Neles, os preços haviam até triplicado. “Tudo ficou muito caro”, disse Candeas, que manteve um fluxo de dinheiro para as contas das famílias, que não tinham dificuldade em achar suprimentos, mas não falta de recursos. A operação ainda não teve seu custo calculado.

Com o imbróglio envolvendo o Egito e o vaivém de abertura da fronteira, o desespero cresceu. Candeas relatou à revista Piauí rezar todos os dias no Santo Sepulcro, em Jerusalém, pela solução do caso. Ao fim, a boa notícia veio nesta quinta. A indicação do chanceler Cohen foi adiantada pela CNN Brasil, e confirmada depois pelo Itamaraty.

Foi um calvário diplomático para o Brasil.
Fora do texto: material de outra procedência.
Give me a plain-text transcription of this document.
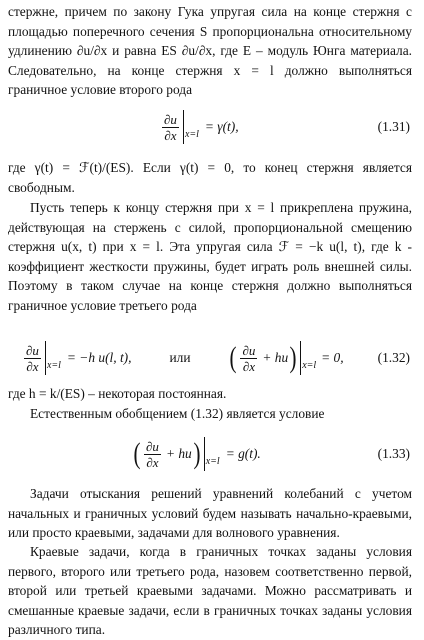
стержне, причем по закону Гука упругая сила на конце стержня с площадью поперечного сечения S пропорциональна относительному удлинению ∂u/∂x и равна ES ∂u/∂x, где E – модуль Юнга материала. Следовательно, на конце стержня x = l должно выполняться граничное условие второго рода

$\frac{\partial u}{\partial x} x=l$
= γ(t),	(1.31)

где γ(t) = ℱ(t)/(ES). Если γ(t) = 0, то конец стержня является свободным.

Пусть теперь к концу стержня при x = l прикреплена пружина, действующая на стержень с силой, пропорциональной смещению стержня u(x, t) при x = l. Эта упругая сила ℱ = −k u(l, t), где k - коэффициент жесткости пружины, будет играть роль внешней силы. Поэтому в таком случае на конце стержня должно выполняться граничное условие третьего рода

$\frac{\partial u}{\partial x} x=l$
= −h u(l, t),	или ( $\frac{\partial u}{\partial x}$ + hu ) x=l
= 0,	(1.32)

где h = k/(ES) – некоторая постоянная.

Естественным обобщением (1.32) является условие

( $\frac{\partial u}{\partial x}$ + hu ) x=l
= g(t).	(1.33)

Задачи отыскания решений уравнений колебаний с учетом начальных и граничных условий будем называть начально-краевыми, или просто краевыми, задачами для волнового уравнения.

Краевые задачи, когда в граничных точках заданы условия первого, второго или третьего рода, назовем соответственно первой, второй или третьей краевыми задачами. Можно рассматривать и смешанные краевые задачи, если в граничных точках заданы условия различного типа.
Além das gestões de Vieira e do trabalho de seus embaixadores em Ramallah, Tel Aviv e Cairo, Lula chegou a falar com os líderes regionais, sem sucesso imediato.

EGITO NÃO QUER NOVO ÊXODO

Um problema central na questão é a posição delicada do Egito. A ditadura do general Abdel Fattah al-Sisi já disse não querer um influxo de refugiados em massa de Gaza, que tem 2,3 milhões de habitantes. O motivo é duplo.

Primeiro, a realidade de que um êxodo dificilmente teria o caminho de volta aberto, gerando mais um deslocamento de população na história do conflito árabe-israelense, o que politicamente enfraqueceria Sisi.

Segundo, tão importante quanto, o fato de que o Egito já tem dificuldades para apoiar os 290 mil refugiados de outras guerras que lá estão, quanto mais assumir um contingente tão grande em uma área inóspita como a península do Sinai. Subjacente a esses dois fatores, há o temor de infiltração terrorista numa região em que ataques são endêmicos.